Schoolboy sailors Carl Evans and Peter Burling are far from fazed about the test between youth and experience awaiting them at the Beijing Olympics.
The quietly-spoken pair will be the youngest by some way in the men's 470 double-handed dinghy event, which begins on August 11 at the yachting venue of Qingdao.
At 17 years and eight months, Burling, from Tauranga, will also be the youngest sailor in New Zealand Olympic history and the baby of the 182 competitors in the present New Zealand team.
Aucklander Evans is just 4-1/2 months older, and will celebrate his 18th birthday during the Games.
Burling's age has not been among issues taxing his brain in the build-up to his Olympic debut, and for good reason.
"I've not really thought about it too much," he said.
"We're always racing people older than us, so it's going to be no different."
While New Zealand has a tradition of producing good young sailors, Evans and Burling's precociousness is remarkable.
With Evans at the helm and Burling crewing, they burst on to the international scene two years ago, snatching the world 420 title in Spain by beating 45 mostly older and more seasoned combinations.
They retained their crown in Auckland in January last year, before deciding to moving up to the 470 class.
At the time, London in 2012 was seen as the more realistic Olympic target.
But at their very first international 470 regatta, last year's European championships, the pair put themselves in reckoning for Qingdao by finishing sixth in a star-studded fleet.
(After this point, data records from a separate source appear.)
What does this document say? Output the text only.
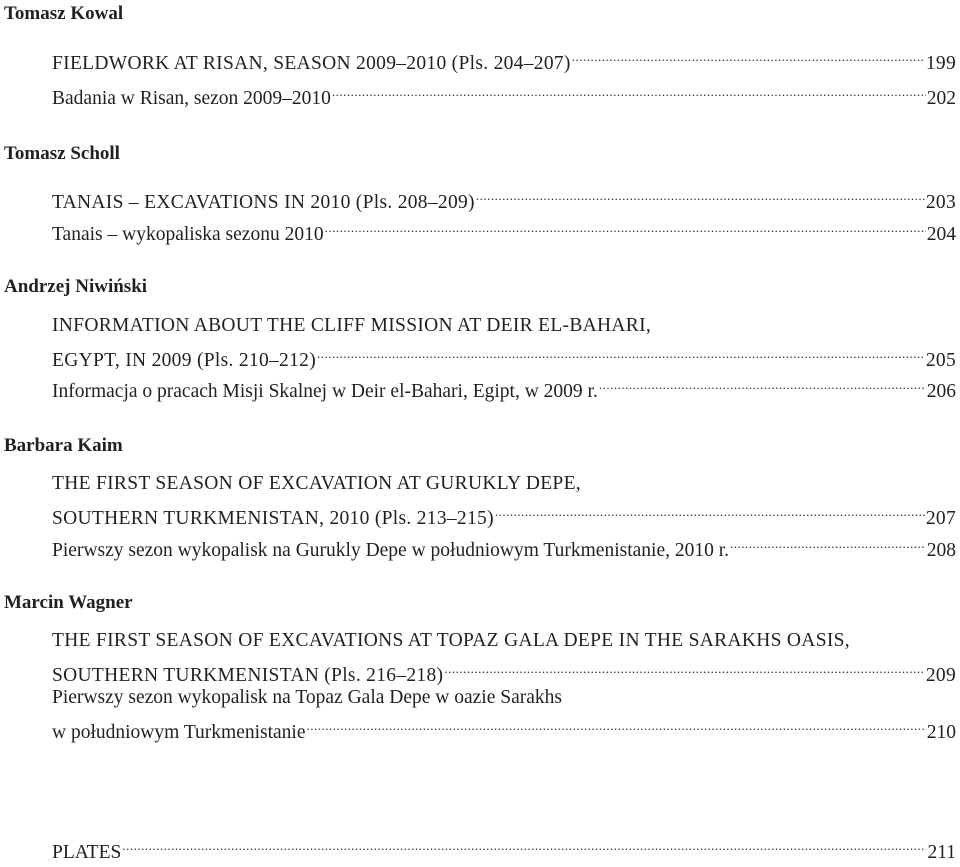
Tomasz Kowal
FIELDWORK AT RISAN, SEASON 2009–2010 (Pls. 204–207) .....	199
Badania w Risan, sezon 2009–2010 .....	202
Tomasz Scholl
TANAIS – EXCAVATIONS IN 2010 (Pls. 208–209) .....	203
Tanais – wykopaliska sezonu 2010 .....	204
Andrzej Niwiński
INFORMATION ABOUT THE CLIFF MISSION AT DEIR EL-BAHARI,
EGYPT, IN 2009 (Pls. 210–212) .....	205
Informacja o pracach Misji Skalnej w Deir el-Bahari, Egipt, w 2009 r. .....	206
Barbara Kaim
THE FIRST SEASON OF EXCAVATION AT GURUKLY DEPE,
SOUTHERN TURKMENISTAN, 2010 (Pls. 213–215) .....	207
Pierwszy sezon wykopalisk na Gurukly Depe w południowym Turkmenistanie, 2010 r. .....	208
Marcin Wagner
THE FIRST SEASON OF EXCAVATIONS AT TOPAZ GALA DEPE IN THE SARAKHS OASIS,
SOUTHERN TURKMENISTAN (Pls. 216–218) .....	209
Pierwszy sezon wykopalisk na Topaz Gala Depe w oazie Sarakhs
w południowym Turkmenistanie .....	210
PLATES .....	211
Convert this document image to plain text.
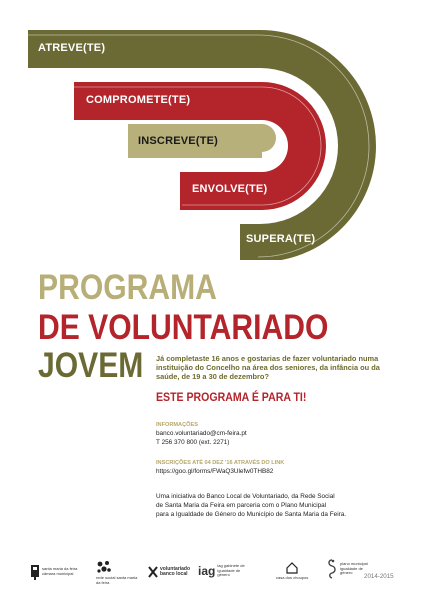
ATREVE(TE)
COMPROMETE(TE)
INSCREVE(TE)
ENVOLVE(TE)
SUPERA(TE)
PROGRAMA
DE VOLUNTARIADO
JOVEM Já completaste 16 anos e gostarias de fazer voluntariado numa instituição do Concelho na área dos seniores, da infância ou da saúde, de 19 a 30 de dezembro?
ESTE PROGRAMA É PARA TI!
INFORMAÇÕES
banco.voluntariado@cm-feira.pt
T 256 370 800 (ext. 2271)
INSCRIÇÕES ATÉ 04 DEZ '16 ATRAVÉS DO LINK
https://goo.gl/forms/FWaQ3Ulefw0THB82
Uma iniciativa do Banco Local de Voluntariado, da Rede Social
de Santa Maria da Feira em parceria com o Plano Municipal
para a Igualdade de Género do Município de Santa Maria da Feira.
santa maria da feira câmara municipal
rede social santa maria da feira
voluntariado banco local iag iag gabinete de igualdade de género
casa dos choupos
plano municipal igualdade de género
2014-2015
In January, they were 11th at the world championship in Melbourne, missing the top-10 medal race by a solitary point.
Other results this year have included second in the French Spring Cup and third at French Olympic Week.
While their rivals are full-timers, Evans and Burling have to juggle training with study, they are in their final year at Green Bay High School and Tauranga Boys' College respectively.
Burling admitted that he had been surprised at their progress in the 470 and could not put his finger on the reasons why.
However, the amount of racing they had done in the 420 had definitely helped when they jumped into the Olympic class boat.
They had spoken to the likes of board-sailor Barbara Kendall, about to embark on her fifth Olympic adventure, about what to expect at Beijing, where they will attend the opening ceremony, and at Qingdao.
As for their medal prospects, Burling said he was concentrating only on the process of getting the boat to go fast.
"I'll try to treat it like any other regatta," he said.
"I just want to do all the little things right and try not to focus on the big picture too much."
Among their supporters in Qingdao will be Burling's parents, Richard and Heather.
Richard Burling was their early coach, before former Olympic 49er representative Nathan Handley took over last year.
Handley believed his young charges' passion and their team-work were the keys to their success.
Often in double-handed boats, the sailors individually might have excellent skills in certain areas, while not necessarily complementing each other.
"These two guys seem to match up," Handley said.
"It's a combination that's world class."
Handley said neither he nor Yachting New Zealand was putting any pressure on the pair in terms of results, and Qingdao was seen as a stepping stone for London.
On paper, Evans and Burling would not be considered as medal prospects, but with Qingdao expected to provide tricky conditions, "who knows?"
"China's funny place," Handley said.
"We've just had a training regatta up there and it was really quite funky, so anything could happen."